"Imagine
acordar e perceber que você está trancado dentro de uma caixa", diz Adrian
Owen. "É uma caixa que envolve você com tanta perfeição e é tão bem
ajustada a seu corpo que ela prende seus lábios, lhe impedindo de falar, mesmo
que possa perceber o que acontece ao seu redor."
Owen e eu
estamos conversando por Skype. Eu, em Londres, e ele, a mais de 5,5 mil
quilômetros, na Universidade de Western Ontario, no Canadá. Owen aparece em
minha tela e vai ficando cada vez mais animado ao falar do tormento dessas
pessoas sem voz: seus pacientes.
Pessoas que
estão no chamado estado vegetativo podem abrir e até mover os olhos. Podem
sorrir, agarrar a mão de alguém, chorar, gemer e grunhir.

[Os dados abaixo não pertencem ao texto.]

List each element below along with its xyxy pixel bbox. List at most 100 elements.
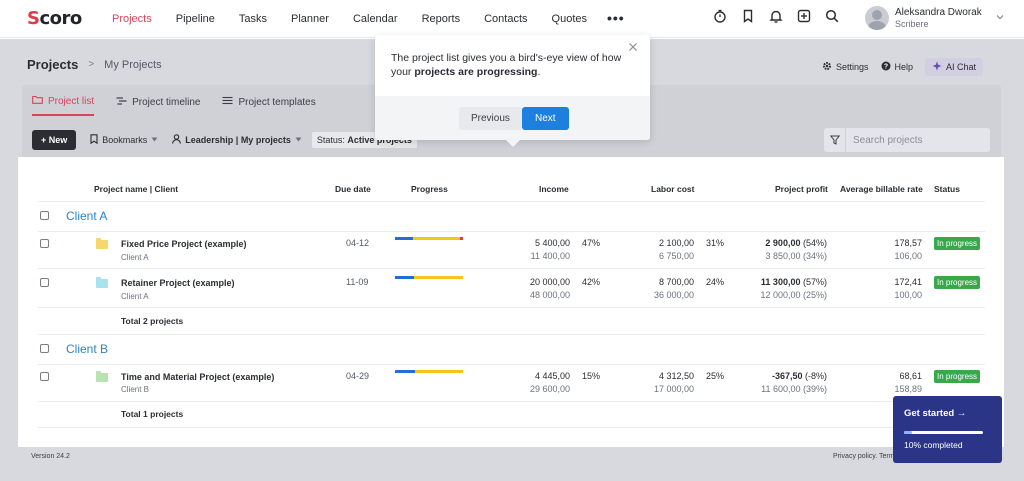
add-icon[interactable]: [796, 8, 812, 24]
group-checkbox[interactable]: [40, 344, 49, 353]
ai-chat-button[interactable]: AI Chat: [925, 58, 984, 76]
divider: [38, 307, 985, 308]
top-navigation: Scoro Projects Pipeline Tasks Planner Ca…: [0, 0, 1024, 38]
main-menu: Projects Pipeline Tasks Planner Calendar…: [100, 0, 633, 38]
progress-bar: [395, 370, 463, 373]
income-percent: 15%: [582, 371, 601, 381]
list-toolbar: + New Bookmarks Leadership | My projects…: [32, 130, 417, 150]
progress-done-segment: [395, 276, 415, 279]
status-badge: In progress: [934, 237, 981, 250]
divider: [38, 268, 985, 269]
progress-bar: [395, 276, 463, 279]
version-label: Version 24.2: [31, 453, 70, 460]
project-client[interactable]: Client A: [121, 292, 149, 301]
client-group-header[interactable]: Client B: [66, 342, 108, 356]
chevron-down-icon: [996, 13, 1004, 23]
header-status[interactable]: Status: [934, 184, 960, 194]
labor-percent: 31%: [706, 238, 725, 248]
tab-project-templates[interactable]: Project templates: [222, 95, 316, 116]
project-name[interactable]: Retainer Project (example): [121, 278, 235, 288]
previous-button[interactable]: Previous: [459, 107, 522, 130]
billable-rate-planned: 100,00: [894, 290, 922, 300]
nav-planner[interactable]: Planner: [279, 0, 341, 38]
scoro-logo[interactable]: Scoro: [27, 8, 82, 29]
row-checkbox[interactable]: [40, 239, 49, 248]
header-labor-cost[interactable]: Labor cost: [651, 184, 694, 194]
client-group-header[interactable]: Client A: [66, 209, 107, 223]
income-planned: 48 000,00: [529, 290, 570, 300]
income-percent: 42%: [582, 277, 601, 287]
divider: [38, 401, 985, 402]
progress-overdue-segment: [459, 237, 463, 240]
project-name[interactable]: Time and Material Project (example): [121, 372, 274, 382]
next-button[interactable]: Next: [522, 107, 569, 130]
page-title[interactable]: Projects: [27, 57, 78, 72]
nav-calendar[interactable]: Calendar: [341, 0, 410, 38]
search-input[interactable]: [853, 134, 983, 146]
labor-cost-planned: 6 750,00: [658, 251, 694, 261]
billable-rate-planned: 158,89: [894, 384, 922, 394]
income-value: 5 400,00: [534, 238, 570, 248]
due-date: 04-12: [346, 238, 370, 248]
project-client[interactable]: Client A: [121, 253, 149, 262]
header-progress[interactable]: Progress: [411, 184, 448, 194]
gear-icon: [822, 61, 832, 73]
filter-icon[interactable]: [824, 128, 846, 152]
nav-contacts[interactable]: Contacts: [472, 0, 539, 38]
nav-pipeline[interactable]: Pipeline: [164, 0, 227, 38]
folder-icon: [32, 95, 43, 107]
project-folder-icon: [96, 238, 108, 249]
tab-project-list[interactable]: Project list: [32, 95, 95, 116]
row-checkbox[interactable]: [40, 372, 49, 381]
divider: [38, 231, 985, 232]
bell-icon[interactable]: [768, 8, 784, 24]
bookmark-icon: [90, 134, 98, 146]
bookmarks-dropdown[interactable]: Bookmarks: [90, 134, 158, 146]
help-button[interactable]: ? Help: [881, 61, 913, 73]
labor-percent: 25%: [706, 371, 725, 381]
header-project-name[interactable]: Project name | Client: [94, 184, 178, 194]
get-started-widget[interactable]: Get started → 10% completed: [893, 396, 1002, 463]
header-income[interactable]: Income: [539, 184, 569, 194]
person-icon: [172, 134, 182, 146]
nav-projects[interactable]: Projects: [100, 0, 164, 38]
timer-icon[interactable]: [712, 8, 728, 24]
profit-value: 2 900,00: [765, 238, 801, 248]
project-client[interactable]: Client B: [121, 385, 149, 394]
billable-rate-planned: 106,00: [894, 251, 922, 261]
income-value: 20 000,00: [529, 277, 570, 287]
header-average-billable-rate[interactable]: Average billable rate: [840, 184, 923, 194]
row-checkbox[interactable]: [40, 278, 49, 287]
due-date: 04-29: [346, 371, 370, 381]
get-started-title: Get started →: [904, 408, 967, 419]
billable-rate: 172,41: [894, 277, 922, 287]
group-total: Total 1 projects: [121, 409, 184, 419]
divider: [38, 201, 985, 202]
more-menu-icon[interactable]: •••: [599, 0, 633, 38]
progress-remaining-segment: [415, 370, 463, 373]
user-menu[interactable]: Aleksandra Dworak Scribere: [865, 6, 1004, 30]
new-project-button[interactable]: + New: [32, 130, 77, 150]
tab-project-timeline[interactable]: Project timeline: [116, 95, 200, 116]
view-dropdown[interactable]: Leadership | My projects: [172, 134, 302, 146]
header-due-date[interactable]: Due date: [335, 184, 371, 194]
project-name[interactable]: Fixed Price Project (example): [121, 239, 247, 249]
profit-value: 11 300,00: [760, 277, 801, 287]
nav-quotes[interactable]: Quotes: [540, 0, 599, 38]
nav-reports[interactable]: Reports: [410, 0, 473, 38]
header-project-profit[interactable]: Project profit: [775, 184, 828, 194]
profit-percent: (-8%): [805, 371, 827, 381]
labor-cost-planned: 17 000,00: [653, 384, 694, 394]
privacy-policy-link[interactable]: Privacy policy. Term: [833, 453, 895, 460]
settings-button[interactable]: Settings: [822, 61, 869, 73]
labor-cost-value: 2 100,00: [658, 238, 694, 248]
billable-rate: 178,57: [894, 238, 922, 248]
profit-planned: 3 850,00 (34%): [765, 251, 827, 261]
profit-planned: 11 600,00 (39%): [761, 384, 827, 394]
bookmark-icon[interactable]: [740, 8, 756, 24]
nav-tasks[interactable]: Tasks: [227, 0, 279, 38]
search-icon[interactable]: [824, 8, 840, 24]
onboarding-progress-bar: [904, 431, 983, 434]
tooltip-footer: Previous Next: [375, 96, 650, 140]
group-checkbox[interactable]: [40, 211, 49, 220]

Mas não conseguem
reagir a um ruído repentino ou entender o que é dito à sua volta.
Elas parecem
ter perdido suas memórias, suas emoções e suas intenções – todas as qualidades
que fazem de cada um de nós um indivíduo. Ainda assim, de vez em quando nos
perguntamos se elas não teriam mesmo um pouco de consciência do que está
acontecendo.
Uma década
atrás, a resposta seria um redondo "não". Mas agora é diferente.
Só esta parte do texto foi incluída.